SINGAPORE (Aug 21): Viva Industrial Trust has been one of the top outperformers in the S-REIT universe, gaining about 22% year to date.
“The REIT appears to lead a semi-charmed life, with successful settlement of Jackson Square, completed AEI at Viva Business Park and potential upside from tax writeback,” says lead analysis Yeo Zhi Bin in a Friday report.
The CIMB team recently spent some time on the road in Kuala Lumpur with Viva Industrial’s head of investment Frank Ng and investor relations manager Lyn Ong.
During the non-deal roadshow, Yeo says investors displayed interest in the REIT, with most having done their homework on the company before meetings.
Yeo says Viva Industrial continued to outperform its small/mid-cap industrial peers, delivering quarter improvement in 2Q17 DPU.
Driven by inorganic contribution from 6 Chin Bee Ave and organic improvement in Viva Business Park (VBP), the REIT registered 2Q17 DPU of 1.861 cents, up 6.3% y-o-y and up 0.4% q-o-q. If not for the one-off tax provision, CIMB calculates that 2Q17 DPU would have been 1.935 cents, up 10.6%.
Viva Industrial has also reached a settlement agreement with Jackson International Pte Ltd (JIPL) under which the REIT would receive a $4.9 million payment and Jackson International would be discharged from its obligations under the Jackson Square rental support agreement.
The manager estimates that the settlement sum would be sufficient to cover the rental support agreement until end 2018.
“Impressively, Viva Industrial managed to backfill the space vacated by the US oil services company McDermott in 2Q17. Viva Industrial signed new leases for over 70,000 sf of space in Jackson Square,” says Yeo.
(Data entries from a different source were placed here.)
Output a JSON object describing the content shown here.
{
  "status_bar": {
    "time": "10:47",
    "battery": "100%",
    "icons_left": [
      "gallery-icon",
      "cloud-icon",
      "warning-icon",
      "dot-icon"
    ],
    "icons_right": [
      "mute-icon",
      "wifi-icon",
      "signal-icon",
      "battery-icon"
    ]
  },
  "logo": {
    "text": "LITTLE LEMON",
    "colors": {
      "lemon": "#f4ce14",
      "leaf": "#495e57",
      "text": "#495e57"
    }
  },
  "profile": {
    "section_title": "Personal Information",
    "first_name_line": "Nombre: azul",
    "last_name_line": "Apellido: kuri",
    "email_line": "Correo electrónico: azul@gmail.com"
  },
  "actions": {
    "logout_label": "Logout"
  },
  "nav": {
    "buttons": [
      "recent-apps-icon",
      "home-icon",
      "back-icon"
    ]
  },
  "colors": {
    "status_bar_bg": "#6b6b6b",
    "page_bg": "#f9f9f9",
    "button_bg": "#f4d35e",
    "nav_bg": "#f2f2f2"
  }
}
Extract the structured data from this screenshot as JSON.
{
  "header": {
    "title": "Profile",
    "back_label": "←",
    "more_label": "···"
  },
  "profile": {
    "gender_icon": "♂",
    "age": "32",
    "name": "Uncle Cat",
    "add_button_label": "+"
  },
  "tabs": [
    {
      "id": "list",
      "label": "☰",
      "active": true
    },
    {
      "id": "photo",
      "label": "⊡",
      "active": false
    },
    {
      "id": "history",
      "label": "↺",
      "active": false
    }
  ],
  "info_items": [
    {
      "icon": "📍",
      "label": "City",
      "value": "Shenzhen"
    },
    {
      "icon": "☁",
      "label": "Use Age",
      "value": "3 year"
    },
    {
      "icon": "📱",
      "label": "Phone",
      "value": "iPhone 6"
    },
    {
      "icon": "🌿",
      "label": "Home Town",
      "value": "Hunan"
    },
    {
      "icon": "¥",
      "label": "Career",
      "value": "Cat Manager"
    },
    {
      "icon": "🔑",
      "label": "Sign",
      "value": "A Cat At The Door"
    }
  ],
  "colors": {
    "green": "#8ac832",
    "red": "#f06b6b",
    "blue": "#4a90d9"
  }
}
Private education centre PSB Academy took up about 15% of the property’s NLA or over 50,000sf of space, while telco MyRepublic took up another roughly 5%. As a result, occupancy for Jackson Square remained resilient at 89% in 2Q17 vs 91% at end 1Q17.
AEI for VBP is fully completed, with the third and final phase of AEI obtaining temporary occupation permit (TOP) in May 2017.
Viva Industrial welcomed Harvey Norman’s first factory outlet in Singapore, which will take up 38,500sf of space on two floors.
About 92.3% of VBP’s “white” space has been committed but only 63.6% of “white” space contributed to 2Q17 income. VIT believes that quarterly DPU will continue to improve q-o-q over the next 2-3 quarters, with contribution from the third phase of AEI.
In 1Q17, the Income Tax Act was amended to allow tax transparency to be accorded to rental income support payments. Pending the outcome of the advance tax ruling, VIT has continued to provide for income tax expenses for rental income support.
Should Viva Industrial receive a favourable tax ruling, it estimates 1H17 tax expenses of $1.7 million or 1.75 cents per unit may be written back. The manager also thinks there could be tax savings on future rental support from UE BizHub East.
As at 11.01am, units in Viva Industrial are trading at 92 cents.